Tensor Decomposition for Compressing Recurrent Neural Network

TL;DR

This paper explores tensor decomposition techniques like CP, Tucker, and Tensor Train to compress Gated Recurrent Units in RNNs, aiming to reduce parameters while maintaining performance, with Tensor Train showing the best results.

Contribution

It introduces tensor decomposition methods for RNN compression, demonstrating their effectiveness and comparing different approaches on sequence modeling tasks.

Findings

Tensor Train-GRU outperforms other tensor decomposition methods.

Tensor decompositions significantly reduce RNN parameters.

Performance is maintained across various parameter sizes.

Abstract

In the machine learning fields, Recurrent Neural Network (RNN) has become a popular architecture for sequential data modeling.

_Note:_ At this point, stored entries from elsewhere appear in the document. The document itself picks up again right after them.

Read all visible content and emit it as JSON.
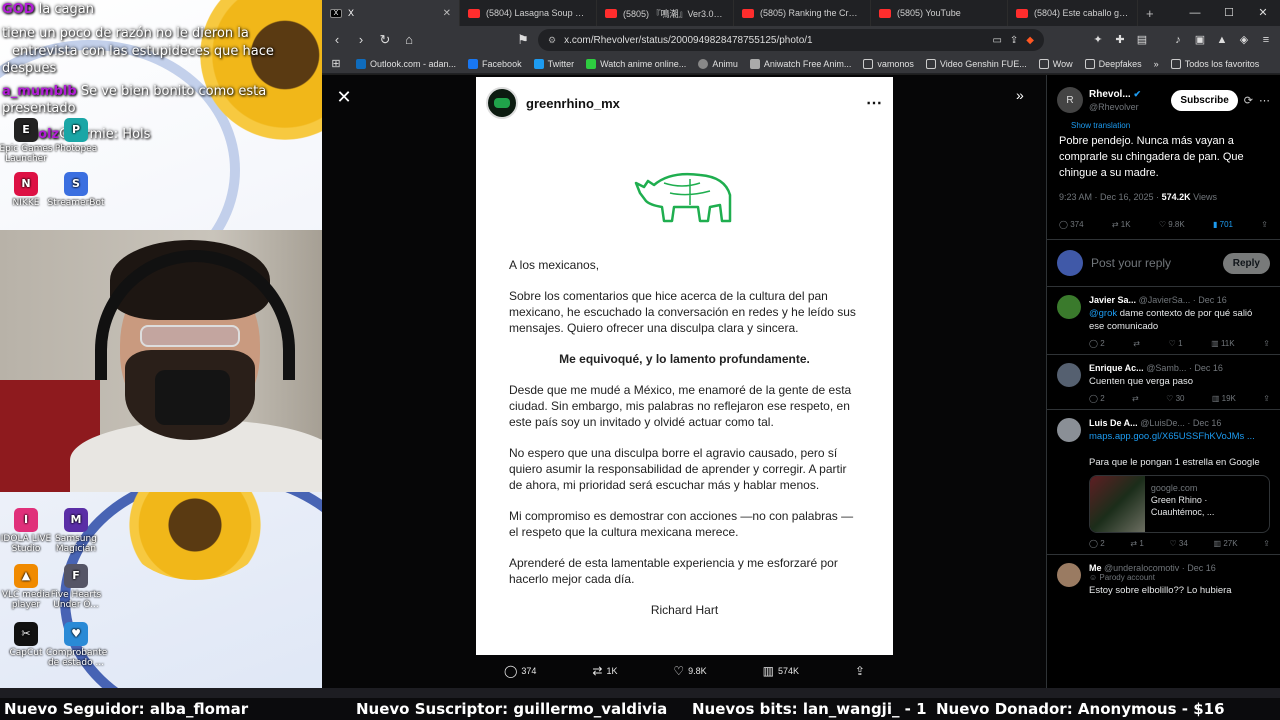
{
  "desktop": {
    "chat": [
      {
        "user": "GOD",
        "text": "la cagan"
      },
      {
        "user": "",
        "text": "tiene un poco de razón no le dieron la"
      },
      {
        "user": "",
        "text": "entrevista con las estupideces que hace"
      },
      {
        "user": "",
        "text": "despues"
      },
      {
        "user": "a_mumblb",
        "text": "Se ve bien bonito como esta"
      },
      {
        "user": "",
        "text": "presentado"
      },
      {
        "user": "Idolz",
        "text": "Charmie: Hols"
      }
    ],
    "icons": [
      {
        "label": "Epic Games Launcher",
        "color": "#222"
      },
      {
        "label": "Photopea",
        "color": "#1aa6a6"
      },
      {
        "label": "NIKKE",
        "color": "#d14"
      },
      {
        "label": "StreamerBot",
        "color": "#3b6fe0"
      },
      {
        "label": "IDOLA LIVE Studio",
        "color": "#e0307a"
      },
      {
        "label": "Samsung Magician",
        "color": "#5a2ea6"
      },
      {
        "label": "VLC media player",
        "color": "#f08a00"
      },
      {
        "label": "Five Hearts Under O...",
        "color": "#556"
      },
      {
        "label": "CapCut",
        "color": "#111"
      },
      {
        "label": "Comprobante de estado ...",
        "color": "#2a8ad6"
      }
    ]
  },
  "browser": {
    "tabs": [
      {
        "title": "X",
        "active": true
      },
      {
        "title": "(5804) Lasagna Soup @Lion"
      },
      {
        "title": "(5805) 『鳴潮』Ver3.0PV | 星"
      },
      {
        "title": "(5805) Ranking the Craziest"
      },
      {
        "title": "(5805) YouTube"
      },
      {
        "title": "(5804) Este caballo gano la t"
      }
    ],
    "url": "x.com/Rhevolver/status/2000949828478755125/photo/1",
    "bookmarks": [
      {
        "label": "Outlook.com - adan...",
        "color": "#0f6cbd"
      },
      {
        "label": "Facebook",
        "color": "#1877f2"
      },
      {
        "label": "Twitter",
        "color": "#1d9bf0"
      },
      {
        "label": "Watch anime online...",
        "color": "#2ecc40"
      },
      {
        "label": "Animu",
        "color": "#888"
      },
      {
        "label": "Aniwatch Free Anim...",
        "color": "#aaa"
      },
      {
        "label": "vamonos",
        "color": "#999"
      },
      {
        "label": "Video Genshin FUE...",
        "color": "#999"
      },
      {
        "label": "Wow",
        "color": "#999"
      },
      {
        "label": "Deepfakes",
        "color": "#999"
      },
      {
        "label": "Todos los favoritos",
        "color": "#999"
      }
    ]
  },
  "post": {
    "username": "greenrhino_mx",
    "letter": {
      "greeting": "A los mexicanos,",
      "p1": "Sobre los comentarios que hice acerca de la cultura del pan mexicano, he escuchado la conversación en redes y he leído sus mensajes. Quiero ofrecer una disculpa clara y sincera.",
      "bold": "Me equivoqué, y lo lamento profundamente.",
      "p2": "Desde que me mudé a México, me enamoré de la gente de esta ciudad. Sin embargo, mis palabras no reflejaron ese respeto, en este país soy un invitado y olvidé actuar como tal.",
      "p3": "No espero que una disculpa borre el agravio causado, pero sí quiero asumir la responsabilidad de aprender y corregir. A partir de ahora, mi prioridad será escuchar más y hablar menos.",
      "p4": "Mi compromiso es demostrar con acciones —no con palabras — el respeto que la cultura mexicana merece.",
      "p5": "Aprenderé de esta lamentable experiencia y me esforzaré por hacerlo mejor cada día.",
      "signature": "Richard Hart"
    },
    "stats": {
      "replies": "374",
      "reposts": "1K",
      "likes": "9.8K",
      "views": "574K"
    }
  },
  "side": {
    "name": "Rhevol...",
    "handle": "@Rhevolver",
    "subscribe": "Subscribe",
    "show_translation": "Show translation",
    "text": "Pobre pendejo. Nunca más vayan a comprarle su chingadera de pan. Que chingue a su madre.",
    "time": "9:23 AM · Dec 16, 2025 ·",
    "views_count": "574.2K",
    "views_label": "Views",
    "actions": {
      "replies": "374",
      "reposts": "1K",
      "likes": "9.8K",
      "bookmarks": "701"
    },
    "reply_placeholder": "Post your reply",
    "reply_button": "Reply",
    "comments": [
      {
        "name": "Javier Sa...",
        "handle": "@JavierSa...",
        "date": "· Dec 16",
        "mention": "@grok",
        "text": "dame contexto de por qué salió ese comunicado",
        "stats": [
          "2",
          "",
          "1",
          "11K"
        ],
        "avatar": "#3a7a2c"
      },
      {
        "name": "Enrique Ac...",
        "handle": "@Samb...",
        "date": "· Dec 16",
        "mention": "",
        "text": "Cuenten que verga paso",
        "stats": [
          "2",
          "",
          "30",
          "19K"
        ],
        "avatar": "#556070"
      },
      {
        "name": "Luis De A...",
        "handle": "@LuisDe...",
        "date": "· Dec 16",
        "mention": "maps.app.goo.gl/X65USSFhKVoJMs ...",
        "text": "Para que le pongan 1 estrella en Google",
        "stats": [
          "2",
          "1",
          "34",
          "27K"
        ],
        "avatar": "#8a8f96",
        "card": {
          "domain": "google.com",
          "title": "Green Rhino · Cuauhtémoc, ..."
        }
      },
      {
        "name": "Me",
        "handle": "@underalocomotiv",
        "date": "· Dec 16",
        "mention": "",
        "parody": "Parody account",
        "text": "Estoy sobre elbolillo?? Lo hubiera",
        "stats": [],
        "avatar": "#9a7b62"
      }
    ]
  },
  "ticker": {
    "items": [
      "Nuevo Seguidor: alba_flomar",
      "Nuevo Suscriptor: guillermo_valdivia",
      "Nuevos bits: lan_wangji_ - 1",
      "Nuevo Donador: Anonymous - $16"
    ]
  }
}
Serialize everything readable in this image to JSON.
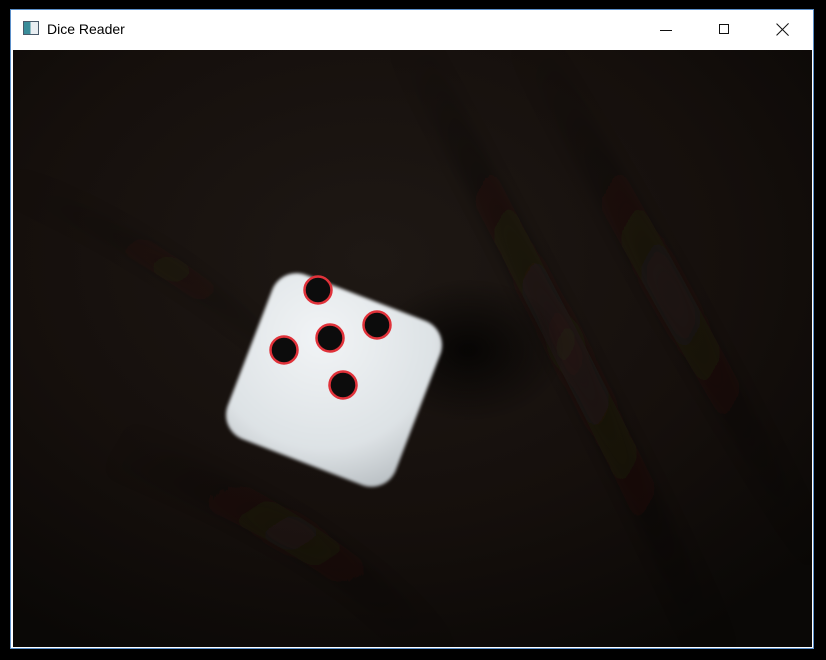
{
  "window": {
    "title": "Dice Reader",
    "icon": "app-window-icon",
    "controls": {
      "minimize_icon": "minimize-icon",
      "maximize_icon": "maximize-icon",
      "close_icon": "close-icon"
    }
  },
  "camera_view": {
    "background_color": "#120e0c",
    "die": {
      "face_color": "#e3e7ea",
      "detected_pips": 5,
      "pip_color": "#0c0c0c",
      "detection_outline_color": "#e0323a"
    }
  }
}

However, behind the impressive performance, RNNs require a large number of parameters for both training and inference. In this paper, we are trying to reduce the number of parameters and maintain the expressive power from RNN simultaneously. We utilize several tensor decompositions method including CANDECOMP/PARAFAC (CP), Tucker decomposition and Tensor Train (TT) to re-parameterize the Gated Recurrent Unit (GRU) RNN. We evaluate all tensor-based RNNs performance on sequence modeling tasks with a various number of parameters. Based on our experiment results, TT-GRU achieved the best results in a various number of parameters compared to other decomposition methods.